Il capogruppo al senato Mitch McConnell mantiene
l’endorsement, ma prende le distanze. Come Ted Cruz e Marco Rubio, avversari di
Trump nelle primarie. Lo speaker della Camera Paul Ryan, che non l’ha mai
digerito, non lo ‘scarica’, ma non fa campagna per lui. Il capo del partito,
figura che qui conta poco, Reince Preibus, si tura il naso e tira avanti.
Contro Trump, anche il governatore dell’Ohio John
Kasich, un altro in lizza per la nomination, come Carly Fiorina, donna con le
donne, l’ex numero uno della Cia e della Nsa Michael Hayden, l’ex responsabile
della sicurezza nazionale Tom Ridge, l’ex segretario al Tesoro Henry Paulson e
l’ex super-diplomatico John Negroponte. E l’elenco s’allunga di ora in ora.

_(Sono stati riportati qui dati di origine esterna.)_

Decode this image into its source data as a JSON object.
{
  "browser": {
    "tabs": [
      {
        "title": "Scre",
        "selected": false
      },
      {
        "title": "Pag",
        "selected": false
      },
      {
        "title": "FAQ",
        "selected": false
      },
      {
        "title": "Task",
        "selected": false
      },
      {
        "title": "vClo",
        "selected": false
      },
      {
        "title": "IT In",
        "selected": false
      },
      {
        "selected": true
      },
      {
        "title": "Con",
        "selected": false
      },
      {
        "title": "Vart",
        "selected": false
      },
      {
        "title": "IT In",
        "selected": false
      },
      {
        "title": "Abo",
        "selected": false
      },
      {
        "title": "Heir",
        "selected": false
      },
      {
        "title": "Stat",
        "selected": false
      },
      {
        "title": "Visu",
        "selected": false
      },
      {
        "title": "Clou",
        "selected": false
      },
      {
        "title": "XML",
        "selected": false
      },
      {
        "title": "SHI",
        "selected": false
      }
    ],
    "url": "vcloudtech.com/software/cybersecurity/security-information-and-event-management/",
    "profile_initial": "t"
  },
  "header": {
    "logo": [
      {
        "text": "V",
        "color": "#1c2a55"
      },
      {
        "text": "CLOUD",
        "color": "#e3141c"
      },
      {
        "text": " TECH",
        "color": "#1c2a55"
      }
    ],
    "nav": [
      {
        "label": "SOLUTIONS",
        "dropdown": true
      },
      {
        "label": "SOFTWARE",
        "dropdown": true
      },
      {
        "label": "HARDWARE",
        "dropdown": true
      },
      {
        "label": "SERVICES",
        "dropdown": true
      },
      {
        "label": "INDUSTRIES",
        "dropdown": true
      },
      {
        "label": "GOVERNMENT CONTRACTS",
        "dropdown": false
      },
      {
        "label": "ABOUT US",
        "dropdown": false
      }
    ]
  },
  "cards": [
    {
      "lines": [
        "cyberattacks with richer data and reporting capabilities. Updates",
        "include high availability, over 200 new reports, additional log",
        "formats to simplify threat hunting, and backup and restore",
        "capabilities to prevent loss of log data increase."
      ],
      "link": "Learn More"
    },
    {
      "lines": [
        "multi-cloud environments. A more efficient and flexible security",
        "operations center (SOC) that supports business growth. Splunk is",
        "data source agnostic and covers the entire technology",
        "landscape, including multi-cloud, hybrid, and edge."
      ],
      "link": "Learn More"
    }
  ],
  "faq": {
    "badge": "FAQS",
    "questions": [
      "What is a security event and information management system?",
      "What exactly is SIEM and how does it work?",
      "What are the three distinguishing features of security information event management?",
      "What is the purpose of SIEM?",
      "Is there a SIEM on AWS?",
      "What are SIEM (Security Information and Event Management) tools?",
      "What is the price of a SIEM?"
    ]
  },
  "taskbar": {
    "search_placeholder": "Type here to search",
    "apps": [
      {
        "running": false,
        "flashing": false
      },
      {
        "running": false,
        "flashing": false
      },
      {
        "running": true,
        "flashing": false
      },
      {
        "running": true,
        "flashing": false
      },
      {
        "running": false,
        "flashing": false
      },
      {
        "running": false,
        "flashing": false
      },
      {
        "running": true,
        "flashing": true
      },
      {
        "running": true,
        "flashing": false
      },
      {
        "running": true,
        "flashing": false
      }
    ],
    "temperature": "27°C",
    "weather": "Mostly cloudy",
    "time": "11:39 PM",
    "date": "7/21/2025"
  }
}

E Rudolph Giuliani? Ecco un repubblicano che conoscete e che sta con Trump, ne è l’anima ‘Law & Order’. Ma la figlia Caroline Rose è una fan di Hillary sfegatata.
E Rudolph Giuliani? Ecco un repubblicano che conoscete e che sta con Trump, ne è l’anima ‘Law & Order’. Ma la figlia Caroline Rose è una fan di Hillary sfegatata.